Hiram Sasser, an attorney with the First Liberty Institute, representing the school district, said the purpose of the review period is to ensure that all instruction complies with Education Department guidelines and with The Bible and Public Schools: A First Amendment Guide, a 1999 report from the Bible Literacy Project that was endorsed by an array of religious leaders and legal experts.
“The school district is committed to following the law,” he said. “The goal is to offer an approved curriculum. We take our constitutional responsibility very seriously.”
Lynne White, a former Mercer school board member who had called for the end of Bible in the Schools, said she was happy with the decision.
“I think this is an important first step, and I hope the board will now work to publicly prioritize how our scarce resources are best used for all academic opportunities,” she said.
Although the Freedom From Religion Foundation said it was pleased that the Bible classes were halted, it said it will continue to pursue all legal options to have the classes permanently removed.
“The Supreme Court has spoken directly on this type of public school indoctrination and has ruled that public schools may not engage in it,” Annie Laurie Gaylor, the organization’s co-president, said in a statement. “Religion in schools builds walls between children and leads to ostracism of minorities — as experienced by our plaintiff Elizabeth Deal, who had to remove her child from the school.”
Deal, a parent who transferred her daughter to a neighboring district last year, said Friday she hopes the classes will be discontinued for good. “I don’t think there is a way to teach the class in a historical or literary manner to elementary age children,” she said. The teachers, she added, are “biased toward teaching the Bible and their denomination’s interpretation of it as fact, and I cannot see a solution to that issue.”

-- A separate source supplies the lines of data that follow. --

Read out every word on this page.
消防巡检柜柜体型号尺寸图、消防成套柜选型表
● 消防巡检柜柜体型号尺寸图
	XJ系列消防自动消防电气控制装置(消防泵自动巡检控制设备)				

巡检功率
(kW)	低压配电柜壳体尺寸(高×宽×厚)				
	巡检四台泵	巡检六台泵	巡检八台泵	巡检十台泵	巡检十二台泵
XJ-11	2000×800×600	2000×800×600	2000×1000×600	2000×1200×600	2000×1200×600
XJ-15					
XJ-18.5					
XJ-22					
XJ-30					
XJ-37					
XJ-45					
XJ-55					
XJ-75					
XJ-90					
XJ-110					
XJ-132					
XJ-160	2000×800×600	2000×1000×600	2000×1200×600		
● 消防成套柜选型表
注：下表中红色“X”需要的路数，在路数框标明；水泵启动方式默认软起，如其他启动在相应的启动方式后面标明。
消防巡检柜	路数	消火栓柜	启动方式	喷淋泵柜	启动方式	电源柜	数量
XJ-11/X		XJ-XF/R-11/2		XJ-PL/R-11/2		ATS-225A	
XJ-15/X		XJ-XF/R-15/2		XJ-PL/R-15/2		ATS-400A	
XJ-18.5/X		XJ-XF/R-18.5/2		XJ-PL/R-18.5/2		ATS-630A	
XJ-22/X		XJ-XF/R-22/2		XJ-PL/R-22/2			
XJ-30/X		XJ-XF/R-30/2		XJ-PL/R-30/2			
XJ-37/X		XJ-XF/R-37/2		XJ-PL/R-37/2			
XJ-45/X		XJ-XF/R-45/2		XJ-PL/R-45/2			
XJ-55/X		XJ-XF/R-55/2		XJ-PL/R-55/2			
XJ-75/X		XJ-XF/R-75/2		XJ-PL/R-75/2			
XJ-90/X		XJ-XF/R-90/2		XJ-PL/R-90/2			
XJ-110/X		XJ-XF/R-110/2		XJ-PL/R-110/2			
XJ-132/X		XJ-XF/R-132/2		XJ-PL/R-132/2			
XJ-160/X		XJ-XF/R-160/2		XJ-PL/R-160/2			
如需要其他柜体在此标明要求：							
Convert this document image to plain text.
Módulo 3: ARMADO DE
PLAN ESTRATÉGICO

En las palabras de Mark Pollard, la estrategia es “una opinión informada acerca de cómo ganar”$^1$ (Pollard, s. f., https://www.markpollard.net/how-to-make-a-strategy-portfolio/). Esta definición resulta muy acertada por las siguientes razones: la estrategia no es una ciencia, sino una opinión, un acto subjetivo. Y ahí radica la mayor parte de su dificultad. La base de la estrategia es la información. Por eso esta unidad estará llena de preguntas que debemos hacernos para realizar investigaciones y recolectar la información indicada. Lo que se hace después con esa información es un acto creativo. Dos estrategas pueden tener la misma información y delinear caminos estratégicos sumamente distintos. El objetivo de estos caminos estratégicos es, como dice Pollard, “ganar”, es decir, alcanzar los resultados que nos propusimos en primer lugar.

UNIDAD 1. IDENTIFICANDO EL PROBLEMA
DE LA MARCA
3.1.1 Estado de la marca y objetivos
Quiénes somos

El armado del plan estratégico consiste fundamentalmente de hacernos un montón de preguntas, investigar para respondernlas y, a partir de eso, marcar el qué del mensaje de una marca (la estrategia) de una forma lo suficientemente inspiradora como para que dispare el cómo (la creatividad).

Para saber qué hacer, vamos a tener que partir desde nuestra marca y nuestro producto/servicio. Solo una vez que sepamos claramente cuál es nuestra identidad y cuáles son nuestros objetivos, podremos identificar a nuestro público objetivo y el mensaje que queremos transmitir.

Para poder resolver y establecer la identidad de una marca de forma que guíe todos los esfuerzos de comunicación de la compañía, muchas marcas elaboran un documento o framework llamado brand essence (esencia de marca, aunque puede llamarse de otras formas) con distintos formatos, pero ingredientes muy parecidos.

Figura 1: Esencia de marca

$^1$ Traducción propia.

Some religious education experts think that Bible in the Schools will have a hard time surviving a court challenge. Charles C. Haynes, founding director of the Religious Freedom Center at the Newseum in Washington, says that it is particularly difficult at the elementary level to have Bible classes that meet constitutional demands because students are too young to differentiate between historical fact and religious belief.
The lawsuit against the district will continue, said Patrick Elliott, a lawyer for the foundation. The next hearing is set for June 19.